V. Adotar condutas compatíveis com os princípios de idoneidade moral e profissional;

VI. Evitar práticas que possam vir a prejudicar a Administração de Recursos de Terceiros e seus participantes, especialmente no que tange aos deveres e direitos relacionados às atribuições específicas de cada uma das Instituições Participantes estabelecidas em contratos, regulamentos, neste Código e na Regulação vigente;
VII. Envidar os melhores esforços para que todos os profissionais que desempenhem
funções ligadas à Administração de Recursos de Terceiros atuem com imparcialidade
e conheçam o código de ética da Instituição Participante e as normas aplicáveis a sua
atividade;

VIII. Identificar, administrar e mitigar eventuais conflitos de interesse nas respectivas esferas de atuação que possam afetar a imparcialidade das pessoas que desempenhem funções ligadas à Administração de Recursos de Terceiros;

IX. Evitar práticas que possam ferir a Relação Fiduciária mantida com os investidores;

X. Desempenhar suas atribuições buscando atender aos objetivos descritos nos
Documentos dos Veículos de Investimento e na Regulação em vigor, bem como
promover a divulgação de informações a eles relacionadas, inclusive no que diz
respeito à remuneração por seus serviços, visando sempre ao fácil e correto entendimento
por parte dos investidores;

XI. Transferir ao Veículo de Investimento qualquer benefício ou vantagem que possa
alcançar em decorrência de sua condição como Administrador Fiduciário e/ou
Gestor de Recursos, observada a exceção prevista na norma específica de Fundos
e/ou as disposições contratuais estabelecidas no contrato de carteira administrada.
São considerados descumprimento às obrigações e princípios deste Código não apenas a
inexistência das regras e procedimentos aqui exigidos, mas também a sua não implementação
ou implementação inadequada para os fins previstos neste Código.

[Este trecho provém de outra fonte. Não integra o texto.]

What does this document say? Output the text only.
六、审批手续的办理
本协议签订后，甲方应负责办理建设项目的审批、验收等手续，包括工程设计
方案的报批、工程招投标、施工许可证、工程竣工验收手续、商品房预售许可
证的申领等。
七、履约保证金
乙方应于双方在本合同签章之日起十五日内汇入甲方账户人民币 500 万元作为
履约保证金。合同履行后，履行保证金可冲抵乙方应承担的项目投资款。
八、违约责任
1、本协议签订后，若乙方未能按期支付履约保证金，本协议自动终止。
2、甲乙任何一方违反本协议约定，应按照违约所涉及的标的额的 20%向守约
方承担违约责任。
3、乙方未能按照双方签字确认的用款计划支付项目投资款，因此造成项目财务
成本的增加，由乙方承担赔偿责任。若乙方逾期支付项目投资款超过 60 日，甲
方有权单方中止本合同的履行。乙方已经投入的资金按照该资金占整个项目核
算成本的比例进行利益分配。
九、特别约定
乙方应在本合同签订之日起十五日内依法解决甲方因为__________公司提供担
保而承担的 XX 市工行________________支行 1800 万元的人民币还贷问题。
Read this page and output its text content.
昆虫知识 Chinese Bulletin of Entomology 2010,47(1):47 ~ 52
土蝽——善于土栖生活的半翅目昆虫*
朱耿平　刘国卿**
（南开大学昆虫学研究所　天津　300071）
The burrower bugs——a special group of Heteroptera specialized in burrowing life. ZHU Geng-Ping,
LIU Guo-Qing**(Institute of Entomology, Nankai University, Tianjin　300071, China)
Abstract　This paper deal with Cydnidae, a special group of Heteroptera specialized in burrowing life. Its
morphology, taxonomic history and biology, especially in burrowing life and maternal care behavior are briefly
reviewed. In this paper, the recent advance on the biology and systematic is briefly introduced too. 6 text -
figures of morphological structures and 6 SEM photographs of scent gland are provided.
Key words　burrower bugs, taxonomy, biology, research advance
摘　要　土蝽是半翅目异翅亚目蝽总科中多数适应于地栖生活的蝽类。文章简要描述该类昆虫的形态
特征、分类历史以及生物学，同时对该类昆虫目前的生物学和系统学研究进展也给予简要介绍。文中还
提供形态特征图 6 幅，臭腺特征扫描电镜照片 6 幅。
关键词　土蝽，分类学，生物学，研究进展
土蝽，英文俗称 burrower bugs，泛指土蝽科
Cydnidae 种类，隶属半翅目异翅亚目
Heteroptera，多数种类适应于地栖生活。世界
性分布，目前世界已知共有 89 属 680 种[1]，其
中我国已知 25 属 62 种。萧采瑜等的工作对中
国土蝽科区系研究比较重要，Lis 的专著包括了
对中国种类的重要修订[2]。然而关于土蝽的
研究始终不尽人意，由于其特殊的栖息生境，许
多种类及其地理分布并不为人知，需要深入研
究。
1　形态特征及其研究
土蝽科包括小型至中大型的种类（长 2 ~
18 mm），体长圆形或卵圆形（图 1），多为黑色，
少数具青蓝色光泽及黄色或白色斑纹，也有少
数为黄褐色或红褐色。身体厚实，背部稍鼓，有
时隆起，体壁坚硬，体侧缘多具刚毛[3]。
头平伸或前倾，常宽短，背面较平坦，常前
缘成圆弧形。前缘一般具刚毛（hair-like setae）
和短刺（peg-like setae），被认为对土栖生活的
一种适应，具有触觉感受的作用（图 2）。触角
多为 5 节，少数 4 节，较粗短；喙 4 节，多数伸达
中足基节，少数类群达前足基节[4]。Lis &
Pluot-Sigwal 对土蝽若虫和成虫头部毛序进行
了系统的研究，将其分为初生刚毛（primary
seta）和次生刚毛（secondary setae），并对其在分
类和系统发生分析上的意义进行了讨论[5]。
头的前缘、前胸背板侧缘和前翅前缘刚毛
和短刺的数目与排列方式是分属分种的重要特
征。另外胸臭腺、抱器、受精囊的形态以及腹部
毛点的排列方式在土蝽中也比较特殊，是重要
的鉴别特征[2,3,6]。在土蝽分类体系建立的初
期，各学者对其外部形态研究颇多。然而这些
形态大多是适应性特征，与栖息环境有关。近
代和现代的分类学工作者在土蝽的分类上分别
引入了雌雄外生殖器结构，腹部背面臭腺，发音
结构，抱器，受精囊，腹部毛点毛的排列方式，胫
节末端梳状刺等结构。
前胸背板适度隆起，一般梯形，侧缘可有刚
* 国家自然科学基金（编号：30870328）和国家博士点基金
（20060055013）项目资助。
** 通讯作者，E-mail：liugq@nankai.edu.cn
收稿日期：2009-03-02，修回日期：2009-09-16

São evidências de implementação inadequada das regras e procedimentos estabelecidos
neste Código:
I. A reiterada ocorrência de falhas, não sanadas nos prazos estabelecidos;
II. A ausência de mecanismo ou evidência que demonstre a aplicação dos procedimentos
estabelecidos por este Código.
Nos casos dos Fundos de Investimento em cotas de Fundos de Investimento que invistam
mais de noventa e cinco por cento de seu patrimônio em um único Fundo, é vedada a utilização
de qualquer instituto jurídico ou estrutura de produto cuja implicação econômica,
de forma direta ou indireta, resulte em desconto, abatimento ou redução artificial de taxa
de administração, performance e/ou qualquer outra taxa que venha a ser cobrada pela
indústria de Fundos de Investimento.

Regras, Procedimentos e Controles
As Instituições Participantes devem garantir, por meio de controles internos adequados,
o permanente atendimento ao disposto neste Código, às políticas e à Regulação vigente.
Para assegurar o cumprimento do disposto no caput, as Instituições Participantes devem
implementar e manter, em documento escrito, regras, procedimentos e controles que:
I. Sejam efetivos e consistentes com a natureza, porte, estrutura e modelo de
negócio das Instituições Participantes, assim como com a complexidade e perfil
de risco das operações realizadas;
II. Sejam acessíveis a todos os seus profissionais, de forma a assegurar que os procedimentos
e as responsabilidades atribuídas aos diversos níveis da organização sejam conhecidos;
III. Possuam divisão clara das responsabilidades dos envolvidos na função de controles
internos e na função de cumprimento das políticas, procedimentos e regras
estabelecidas pela Regulação vigente (“Compliance”), da responsabilidade das
demais áreas da instituição, de modo a evitar possíveis conflitos de interesses com
as atividades de Administração de Recursos de Terceiros, intermediação, distribuição
ou consultoria de valores mobiliários;

IV. Descrevam os procedimentos para a coordenação das atividades relativas à função
de controles internos e de Compliance com as funções de gestão de risco;
V. Indiquem as medidas necessárias para garantir a independência e a adequada autoridade
aos responsáveis pela função de controles internos e de Compliance na instituição.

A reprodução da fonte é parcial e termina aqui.